Le deuxième Festival étudiant de botanique a débuté avec les demi-finales et les finales de Défi universitaire botanique, ou BUC comme on l'appelle affectueusement. Le concours de cette année destiné aux botanistes de nouvelle génération et aux étudiants connaissant les plantes était le plus important à ce jour avec vingt-huit équipes du Royaume-Uni et d'Irlande. Le premier BUC opposait cinq équipes en 2016 à Kew. Depuis, il a été concouru six fois de plus et a obtenu un événement axé sur la carrière pour l'accompagner. C'est un grand pas depuis ses origines. Lors de l'introduction des demi-finales, l'un des organisateurs d'origine, Jonathan Mitchley, a déclaré : « J'ai du mal à croire que nous sommes là. »

Ici, pour 2024, c'était Oxford après la victoire de l'équipe d'Oxford à Nottingham. Un auditorium Shulman bondé a regardé les équipes de Cambridge, Kew, Reading et York s'affronter pour une place en finale.

L'équipe de York s'attaque au mur d'espèces 4 x 4 et tente d'établir les connexions.
L'équipe de York s'attaque au mur d'espèces 4 x 4 et tente d'établir les connexions.

Les demi-finales comportaient six tours. De mon point de vue non botaniste, ils semblaient alterner entre des rondes thématiques et générales. Le premier tour était le mur, un hommage à Only Connect. Au troisième tour, les équipes ont reçu une plante à examiner et à répondre aux questions. Au cinquième tour, elles ont identifié les plantes sur l'écran PowerPoint.

Cela a bien fonctionné, sauf pour l'ordre des tours. Le premier tour comportait dix points, tandis que les autres tours en avaient quatre chacun, ce qui signifie que le risque était immédiat. Un autre problème est que les murs ont été les épreuves les plus intimidantes, ébranlant la confiance de plus d'une équipe dès le début de la compétition. Heureusement, les organisateurs ont vu le problème et donc, pour la finale, le premier tour était le dernier tour, ce qui signifie que nous ne savions pas qui avait des chances de remporter la finale.

L'atmosphère était différente des autres événements botaniques auxquels j'ai assisté.
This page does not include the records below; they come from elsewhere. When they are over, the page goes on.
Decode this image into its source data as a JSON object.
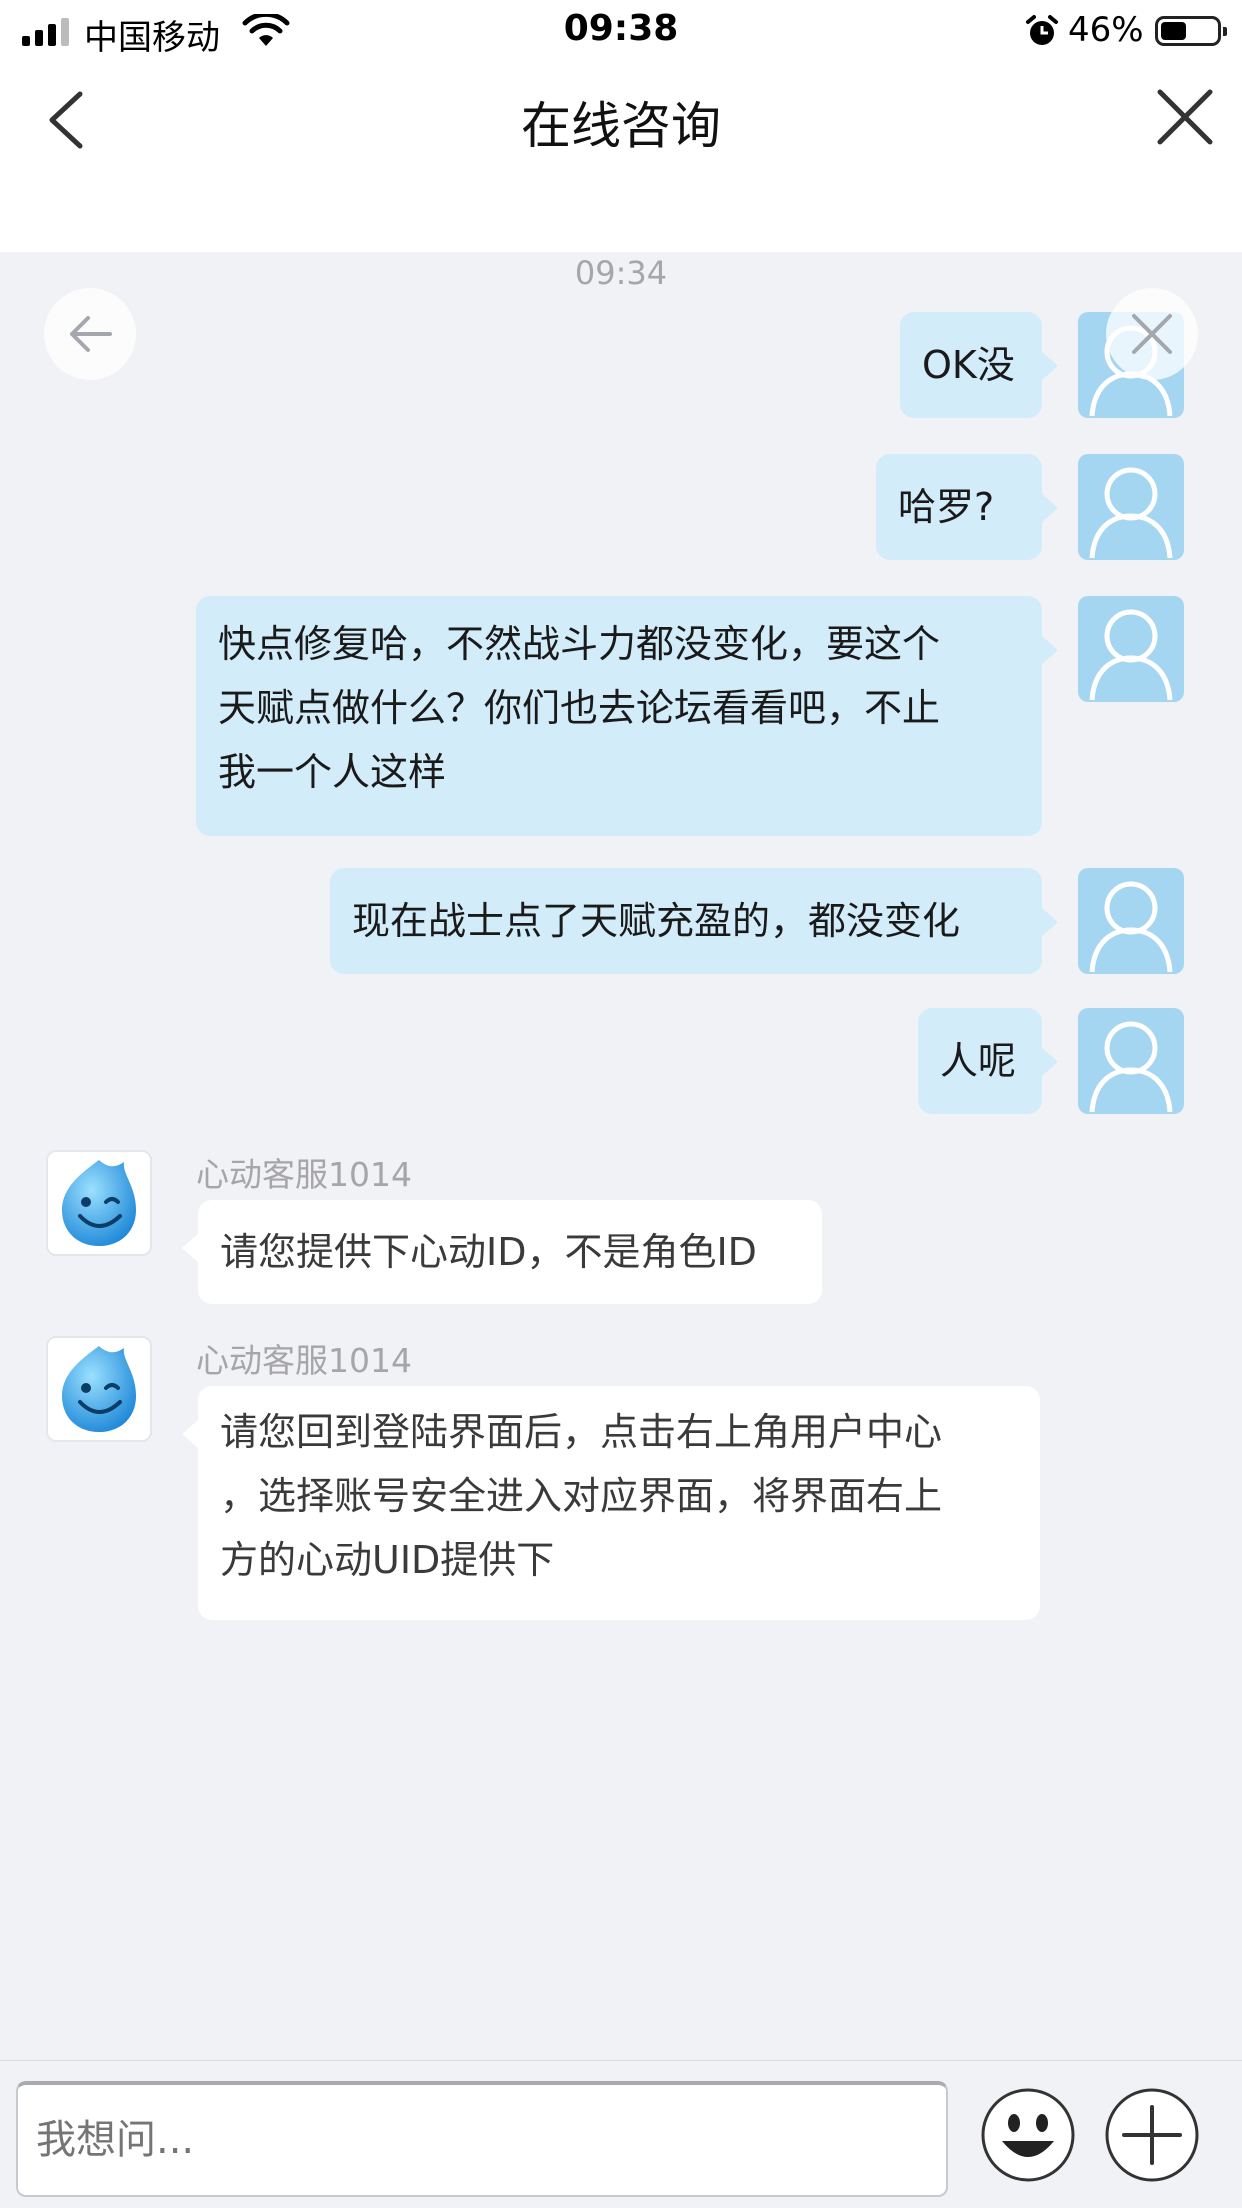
{
  "status_bar": {
    "carrier": "中国移动",
    "time": "09:38",
    "battery_percent": "46%",
    "battery_level": 0.46,
    "icons": [
      "signal-icon",
      "wifi-icon",
      "alarm-icon",
      "battery-icon"
    ]
  },
  "nav": {
    "title": "在线咨询",
    "back_icon": "chevron-left-icon",
    "close_icon": "close-icon"
  },
  "chat": {
    "timestamp": "09:34",
    "messages": [
      {
        "from": "user",
        "text": "OK没"
      },
      {
        "from": "user",
        "text": "哈罗?"
      },
      {
        "from": "user",
        "lines": [
          "快点修复哈，不然战斗力都没变化，要这个",
          "天赋点做什么？你们也去论坛看看吧，不止",
          "我一个人这样"
        ]
      },
      {
        "from": "user",
        "text": "现在战士点了天赋充盈的，都没变化"
      },
      {
        "from": "user",
        "text": "人呢"
      },
      {
        "from": "agent",
        "sender": "心动客服1014",
        "text": "请您提供下心动ID，不是角色ID"
      },
      {
        "from": "agent",
        "sender": "心动客服1014",
        "lines": [
          "请您回到登陆界面后，点击右上角用户中心",
          "，选择账号安全进入对应界面，将界面右上",
          "方的心动UID提供下"
        ]
      }
    ]
  },
  "input": {
    "placeholder": "我想问..."
  },
  "colors": {
    "chat_bg": "#f1f2f6",
    "user_bubble": "#d3ecfa",
    "user_avatar": "#a5d6f1",
    "agent_bubble": "#ffffff"
  }
}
Mes notes disent que le public est le plus bruyant que j'ai entendu pour un événement botanique. Un autre fondateur de BUC, John Warren, a déclaré que l'événement était une question de plaisir, et je pense que le public a joué un rôle important dans sa réalisation.

Cambridge reçoit la coupe Sid Thomas des mains de deux des précédents champions, Oxford.

Cambridge est sorti vainqueur en remportant le trophée Sid Thomas. Cette tasse en bois, créée par Michael Warren, a été fabriquée à partir de neuf espèces d'arbres différentes et décernée en l'honneur du regretté professeur Howard (Sid) Thomas, professeur émérite de biologie à l'Université d'Aberystwyth.

L'esprit de divertissement s'est manifesté dans la remise des prix, où, outre les gagnants du quiz, il y avait également des prix pour le meilleur nom d'équipe ainsi que des prix pour l'art botanique. A côté de la photographie, il y avait l'art textile, et les brodeuses ont bien réussi cette année.

Cependant, même si Cambridge mérite des félicitations pour sa victoire, je vais m'en tenir au cliché et dire que Botany était le véritable gagnant. La raison est ce qui s'est passé après la remise des prix.

Les étudiants ont fait des présentations flash de 60 secondes avec une seule diapositive PowerPoint. Pour moi, c'était le point culminant. Contre toute attente statistique, toutes les discussions ont été au-dessus de la moyenne. Les présentations ont constitué un excellent moyen pour les étudiants de se présenter au reste de la cohorte, mais ont également mis en évidence le plaisir – John Warren avait raison – que les étudiants avaient dans leurs études.